Exposure to urban nanoparticles at low PM1 concentrations as a source of oxidative stress and inflammation

Exposures to fine particulate matter (PM1 ) have been associated with health impacts, but the understanding of the PM1 concentration-response (PM1-CR) relationships, especially at low PM1 , remains incomplete. Here, we present novel data using a methodology to mimic lung exposure to ambient air (2< PM1 < 60 μg m−3), with minimized sampling artifacts for nanoparticles. A reference model (Air Liquid Interface cultures of human bronchial epithelial cells, BEAS-2B) was used for aerosol exposure. Non-linearities observed in PM1-CR curves are interpreted as a result of the interplay between the aerosol total oxidative potential (OPt ) and its distribution across particle size (dp ).

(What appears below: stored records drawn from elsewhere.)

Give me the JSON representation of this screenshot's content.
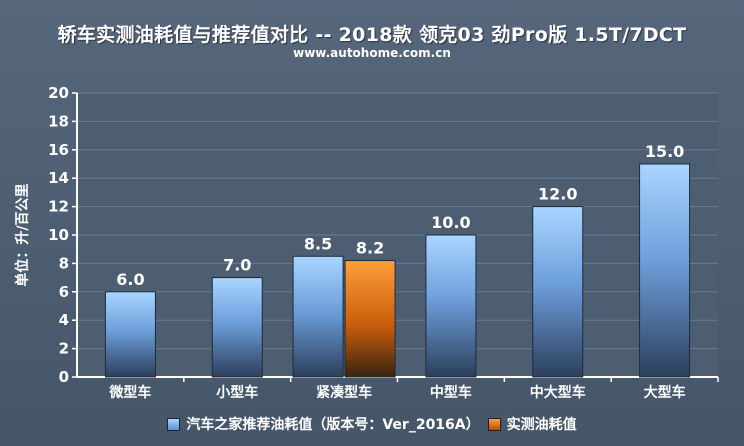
{
  "header": {
    "title": "轿车实测油耗值与推荐值对比 -- 2018款 领克03 劲Pro版 1.5T/7DCT",
    "subtitle": "www.autohome.com.cn"
  },
  "colors": {
    "recommended": "#6fa6e6",
    "actual": "#e0761a",
    "axis": "#ffffff",
    "grid": "#6b7b8f",
    "background": "#4f6075"
  },
  "chart_data": {
    "type": "bar",
    "title": "轿车实测油耗值与推荐值对比 -- 2018款 领克03 劲Pro版 1.5T/7DCT",
    "ylabel": "单位：升/百公里",
    "xlabel": "",
    "ylim": [
      0,
      20
    ],
    "yticks": [
      0,
      2,
      4,
      6,
      8,
      10,
      12,
      14,
      16,
      18,
      20
    ],
    "grid": true,
    "legend_position": "bottom",
    "categories": [
      "微型车",
      "小型车",
      "紧凑型车",
      "中型车",
      "中大型车",
      "大型车"
    ],
    "series": [
      {
        "name": "汽车之家推荐油耗值（版本号：Ver_2016A）",
        "values": [
          6.0,
          7.0,
          8.5,
          10.0,
          12.0,
          15.0
        ]
      },
      {
        "name": "实测油耗值",
        "values": [
          null,
          null,
          8.2,
          null,
          null,
          null
        ]
      }
    ]
  }
}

A d p-dependent condensation sink (CS) is assessed together with the distribution with d p of reactive species . Urban ambient aerosol high in OPt , as indicated by the DTT assay, with (possibly copper-containing) nanoparticles, shows higher pro-inflammatory and oxidative responses, this occurring at lower PM1 concentrations (< 5 μg m−3). Among the implications of this work, there are recommendations for global efforts to go toward the refinement of actual air quality standards with metrics considering the distribution of OPt with d p also at relatively low PM1.